It has been a long time since I wrote in a blog or journal...
I have been so preoccupied with my sketchbook and iphone that I haven't been reaching for my personal pen and paper, or turning to share my thoughts with the internet space.
I'm not sure if i'll keep up with this, but i'm thinking it may be a nice awareness practice if i type thoughts out every day on here... my first thought is to share my new goal: 1 hour of internet a day, for 30 days.
I'm starting tomorrow, as I have already been on my computer for a long time today.
Some days I don't spend any time on the internet... other days I use it constantly, usually just to have netflix playing, if i'll be honest. I watch netflix and hbo in "the background" of other activities. it is impossible for me to not sit and watch it though, unless I'm dying my hair. just learned that shows really do sit in the background while I do that.
I love being blonde. despite having had just walked into a fucking wall, i really like my new look. i feel fresh and ready for summer. I have to get ready for summer though. it's job searching time!
Tomorrow is painting class and I really don't want to paint on another plastic board. I miss canvas!
So less internet is a plus. I'm considering taking down my fb. I don't need it and it only gives me a chance to scrutinize myself and others. Yeah... I'll take it down. I get a lot more entertainment out of okcupid anyways, and that can actually materialize into an experience. I don't read the event invites- and even when i do, i almost always forget about the event. I think I hear about stuff through actual people most of the time.

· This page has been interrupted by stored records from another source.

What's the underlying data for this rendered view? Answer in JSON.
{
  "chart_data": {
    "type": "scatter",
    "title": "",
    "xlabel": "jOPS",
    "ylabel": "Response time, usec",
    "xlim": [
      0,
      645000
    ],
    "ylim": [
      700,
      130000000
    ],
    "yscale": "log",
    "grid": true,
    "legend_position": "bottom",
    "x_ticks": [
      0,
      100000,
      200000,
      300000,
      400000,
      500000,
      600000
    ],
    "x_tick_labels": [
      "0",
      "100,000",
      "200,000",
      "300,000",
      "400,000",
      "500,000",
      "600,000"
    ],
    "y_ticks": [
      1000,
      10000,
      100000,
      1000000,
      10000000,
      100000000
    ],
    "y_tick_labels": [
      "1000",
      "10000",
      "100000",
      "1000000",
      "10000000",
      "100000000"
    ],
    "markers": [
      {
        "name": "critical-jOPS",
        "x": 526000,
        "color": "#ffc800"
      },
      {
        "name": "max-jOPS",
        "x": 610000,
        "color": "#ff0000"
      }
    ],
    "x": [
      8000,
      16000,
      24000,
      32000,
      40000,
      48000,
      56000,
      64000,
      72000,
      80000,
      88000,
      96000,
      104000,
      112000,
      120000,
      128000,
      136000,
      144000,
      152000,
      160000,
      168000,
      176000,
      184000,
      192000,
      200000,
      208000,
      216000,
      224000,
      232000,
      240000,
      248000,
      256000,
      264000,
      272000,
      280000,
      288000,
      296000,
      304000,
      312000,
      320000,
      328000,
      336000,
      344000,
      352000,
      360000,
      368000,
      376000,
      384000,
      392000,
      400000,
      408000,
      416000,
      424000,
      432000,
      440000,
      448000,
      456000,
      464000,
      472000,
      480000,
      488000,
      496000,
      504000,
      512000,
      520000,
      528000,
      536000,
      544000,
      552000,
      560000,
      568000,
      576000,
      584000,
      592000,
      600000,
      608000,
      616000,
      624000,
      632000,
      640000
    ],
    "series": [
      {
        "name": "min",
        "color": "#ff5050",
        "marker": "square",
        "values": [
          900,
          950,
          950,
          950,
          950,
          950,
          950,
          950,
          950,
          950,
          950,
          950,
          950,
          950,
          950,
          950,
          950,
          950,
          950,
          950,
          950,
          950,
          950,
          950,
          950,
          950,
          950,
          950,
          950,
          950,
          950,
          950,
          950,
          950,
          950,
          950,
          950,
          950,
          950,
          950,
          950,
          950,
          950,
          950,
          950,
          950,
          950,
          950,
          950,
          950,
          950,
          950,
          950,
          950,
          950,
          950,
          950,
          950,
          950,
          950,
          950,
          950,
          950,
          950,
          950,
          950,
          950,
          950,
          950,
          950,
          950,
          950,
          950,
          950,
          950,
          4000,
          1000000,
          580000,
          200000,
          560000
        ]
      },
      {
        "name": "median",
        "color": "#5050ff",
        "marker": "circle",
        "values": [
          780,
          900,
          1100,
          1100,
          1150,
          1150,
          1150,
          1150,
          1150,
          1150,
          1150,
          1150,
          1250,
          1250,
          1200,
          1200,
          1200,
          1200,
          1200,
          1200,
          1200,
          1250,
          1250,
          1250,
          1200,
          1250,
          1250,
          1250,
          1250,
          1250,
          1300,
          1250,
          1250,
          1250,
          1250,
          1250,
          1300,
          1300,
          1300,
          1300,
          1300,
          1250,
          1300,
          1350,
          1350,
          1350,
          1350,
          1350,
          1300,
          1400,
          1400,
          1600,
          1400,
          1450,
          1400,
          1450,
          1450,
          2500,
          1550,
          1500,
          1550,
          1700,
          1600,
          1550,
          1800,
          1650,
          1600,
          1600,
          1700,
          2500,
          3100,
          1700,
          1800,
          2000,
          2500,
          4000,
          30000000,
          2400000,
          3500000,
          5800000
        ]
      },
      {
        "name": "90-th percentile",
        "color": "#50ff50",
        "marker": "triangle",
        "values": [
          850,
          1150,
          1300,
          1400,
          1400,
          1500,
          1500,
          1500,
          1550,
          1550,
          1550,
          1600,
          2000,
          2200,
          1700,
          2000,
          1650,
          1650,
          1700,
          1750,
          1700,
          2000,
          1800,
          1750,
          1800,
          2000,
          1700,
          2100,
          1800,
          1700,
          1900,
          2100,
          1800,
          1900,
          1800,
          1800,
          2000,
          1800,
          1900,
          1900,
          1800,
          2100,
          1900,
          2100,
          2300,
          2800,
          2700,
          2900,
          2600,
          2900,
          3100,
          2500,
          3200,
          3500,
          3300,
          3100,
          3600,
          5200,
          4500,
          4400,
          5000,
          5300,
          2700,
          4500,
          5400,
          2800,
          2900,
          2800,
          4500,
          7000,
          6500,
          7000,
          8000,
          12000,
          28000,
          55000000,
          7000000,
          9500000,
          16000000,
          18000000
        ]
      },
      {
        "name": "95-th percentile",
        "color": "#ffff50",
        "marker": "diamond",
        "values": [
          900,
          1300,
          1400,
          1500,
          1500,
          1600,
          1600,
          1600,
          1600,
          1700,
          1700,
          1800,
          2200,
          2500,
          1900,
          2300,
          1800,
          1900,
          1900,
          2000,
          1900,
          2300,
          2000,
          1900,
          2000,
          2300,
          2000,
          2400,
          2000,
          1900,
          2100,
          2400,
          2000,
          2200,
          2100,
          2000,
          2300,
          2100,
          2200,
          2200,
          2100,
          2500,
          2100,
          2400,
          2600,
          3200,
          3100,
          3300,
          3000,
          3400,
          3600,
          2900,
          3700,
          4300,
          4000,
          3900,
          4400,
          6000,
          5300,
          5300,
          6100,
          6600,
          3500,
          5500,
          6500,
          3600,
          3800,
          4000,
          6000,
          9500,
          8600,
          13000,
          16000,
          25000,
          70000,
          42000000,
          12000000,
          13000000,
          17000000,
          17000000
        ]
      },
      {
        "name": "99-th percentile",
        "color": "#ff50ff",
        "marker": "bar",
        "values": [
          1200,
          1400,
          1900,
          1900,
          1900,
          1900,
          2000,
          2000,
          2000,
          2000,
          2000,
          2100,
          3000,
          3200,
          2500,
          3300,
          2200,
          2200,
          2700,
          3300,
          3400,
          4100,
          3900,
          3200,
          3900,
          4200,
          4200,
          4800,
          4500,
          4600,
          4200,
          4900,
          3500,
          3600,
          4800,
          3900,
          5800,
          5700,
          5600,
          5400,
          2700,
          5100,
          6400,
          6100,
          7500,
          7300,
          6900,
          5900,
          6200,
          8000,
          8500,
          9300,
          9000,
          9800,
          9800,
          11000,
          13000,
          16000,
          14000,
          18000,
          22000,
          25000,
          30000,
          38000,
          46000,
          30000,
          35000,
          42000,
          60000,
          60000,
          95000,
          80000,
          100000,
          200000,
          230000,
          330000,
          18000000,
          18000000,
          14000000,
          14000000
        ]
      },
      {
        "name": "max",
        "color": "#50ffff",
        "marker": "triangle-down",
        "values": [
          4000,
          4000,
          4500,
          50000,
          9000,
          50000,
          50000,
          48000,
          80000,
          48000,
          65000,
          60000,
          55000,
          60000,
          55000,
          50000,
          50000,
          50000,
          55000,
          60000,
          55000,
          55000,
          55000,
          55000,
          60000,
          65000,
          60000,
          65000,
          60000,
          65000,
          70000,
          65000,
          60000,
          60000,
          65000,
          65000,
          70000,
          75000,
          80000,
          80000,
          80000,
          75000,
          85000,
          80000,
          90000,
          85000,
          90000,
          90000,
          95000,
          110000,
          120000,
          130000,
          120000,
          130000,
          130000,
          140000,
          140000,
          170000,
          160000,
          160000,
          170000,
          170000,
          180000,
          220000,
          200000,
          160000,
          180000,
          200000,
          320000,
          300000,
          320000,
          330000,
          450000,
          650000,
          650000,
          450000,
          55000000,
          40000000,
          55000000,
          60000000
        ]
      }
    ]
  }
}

Plus, a lot of the invites I do get are from people I'm not sure i want to spend time with anymore. sadly, i'm starting to realize the friends i made two years ago with pogo might just be people that i partied with a bunch a while back... I love and care for those people a lot, but i'm thinking i might make more valuable connections if i am a little more specific about my time spent with people- which i have been...
I have spent so much time at home lately. i really like being here. i like being alone with my cats in my house. it's peaceful and easy.
I want to start exorcizing though, for real. it's been too long since i sweat hard. I feel my inner body aging from tiredness. I'm about to go to GA, it would be nice if i felt a little more alive when i arrive.
I think, this week, I'll not allow myself to go home after class like i always do... this is something i have said i should do since the beginning of the semester, and i know it works. i can do it.
I really want to just get all the work done that i need to. it's so important. It's the end of the semester and i have been slacking. I think i will do okay if i actually do well on these last assignments.
I don't want to stay up all night all cracked out and stuff.
I just want to get things done, exorcise and rest. i can do it!!! And then, i'll find a job and it will be exciting and new and maybe by then I wont have a black eye.